Pieter Strydom

Personal information
- Born: 10 June 1969 (age 56) Somerset East, Cape Province, South Africa
- Batting: Right-handed
- Bowling: Slow left-arm orthodox

International information
- National side: South Africa;
- Test debut (cap 40): 14 January 2000 v England
- Last Test: 24 February 2000 v India
- ODI debut (cap 57): 28 January 2000 v Zimbabwe
- Last ODI: 28 March 2000 v Pakistan

Career statistics
| Competition | Test | ODI |
| Matches | 2 | 10 |
| Runs scored | 35 | 48 |
| Batting average | 11.66 | 9.59 |
| 100s/50s | 0/0 | 0/0 |
| Top score | 30 | 34 |
| Balls bowled | 36 | 252 |
| Wickets | 0 | 2 |
| Bowling average | – | 103.00 |
| 5 wickets in innings | – | 0 |
| 10 wickets in match | – | 0 |
| Best bowling | – | 1/18 |
| Catches/stumpings | 1/– | 3/– |
- Source: Cricinfo, 25 January 2006

= Pieter Strydom =

South African cricketer (born 1969)

Pieter Coenraad Strydom (born 10 June 1969) is a former cricketer.
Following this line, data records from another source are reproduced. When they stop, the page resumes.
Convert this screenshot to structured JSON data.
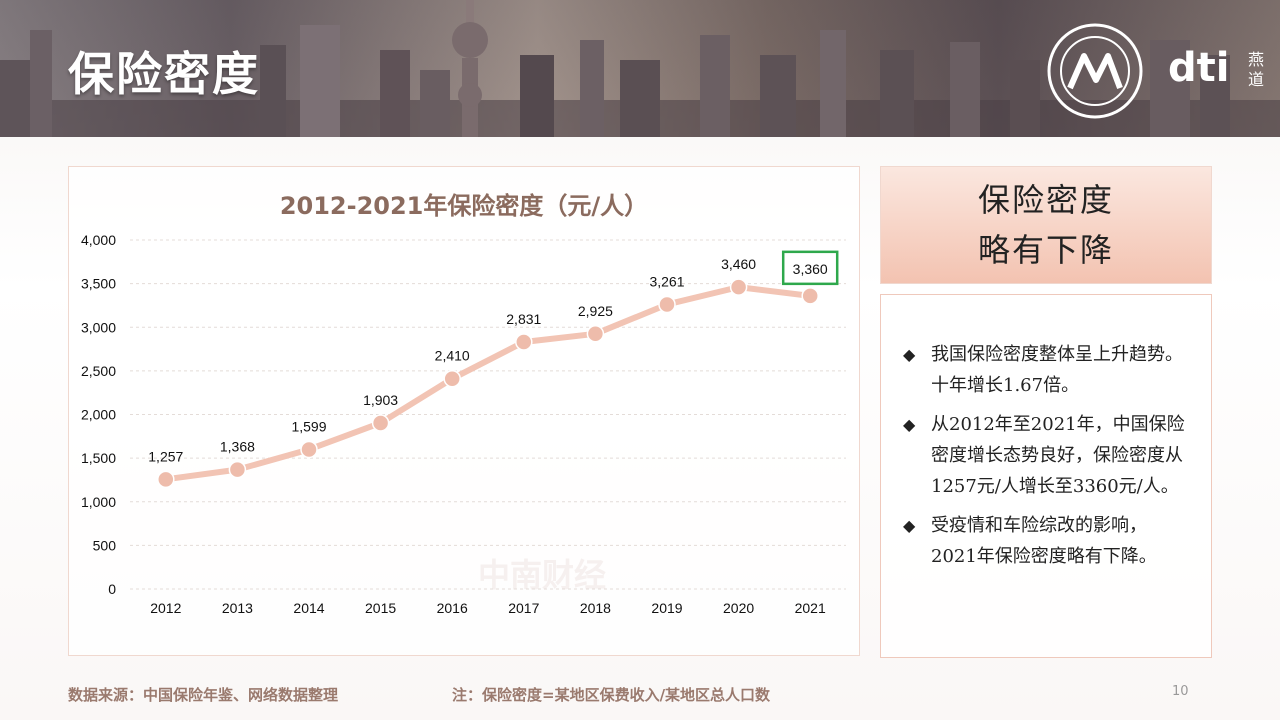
{
  "header": {
    "title": "保险密度",
    "brand": "dti",
    "brand_side": "燕道"
  },
  "chart_data": {
    "type": "line",
    "title": "2012-2021年保险密度（元/人）",
    "categories": [
      "2012",
      "2013",
      "2014",
      "2015",
      "2016",
      "2017",
      "2018",
      "2019",
      "2020",
      "2021"
    ],
    "values": [
      1257,
      1368,
      1599,
      1903,
      2410,
      2831,
      2925,
      3261,
      3460,
      3360
    ],
    "value_labels": [
      "1,257",
      "1,368",
      "1,599",
      "1,903",
      "2,410",
      "2,831",
      "2,925",
      "3,261",
      "3,460",
      "3,360"
    ],
    "ylim": [
      0,
      4000
    ],
    "yticks": [
      0,
      500,
      1000,
      1500,
      2000,
      2500,
      3000,
      3500,
      4000
    ],
    "ytick_labels": [
      "0",
      "500",
      "1,000",
      "1,500",
      "2,000",
      "2,500",
      "3,000",
      "3,500",
      "4,000"
    ],
    "grid": true,
    "highlight_index": 9,
    "colors": {
      "line": "#f2c4b4",
      "marker": "#eebcab",
      "marker_stroke": "#ffffff",
      "highlight": "#2ea84c",
      "axis_text": "#111111"
    }
  },
  "watermark": "中南财经",
  "summary": {
    "line1": "保险密度",
    "line2": "略有下降"
  },
  "bullets": [
    "我国保险密度整体呈上升趋势。十年增长1.67倍。",
    "从2012年至2021年，中国保险密度增长态势良好，保险密度从1257元/人增长至3360元/人。",
    "受疫情和车险综改的影响，2021年保险密度略有下降。"
  ],
  "footer": {
    "source": "数据来源：中国保险年鉴、网络数据整理",
    "note": "注：保险密度=某地区保费收入/某地区总人口数",
    "page": "10"
  }
}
He played two Test matches and ten One Day Internationals for South Africa in 2000 until he was caught up in the South Africa cricket match fixing, but he was acquitted of those charges.

In February 2020, he was named in South Africa's squad for the Over-50s Cricket World Cup in South Africa. However, the tournament was cancelled during the third round of matches due to the coronavirus pandemic.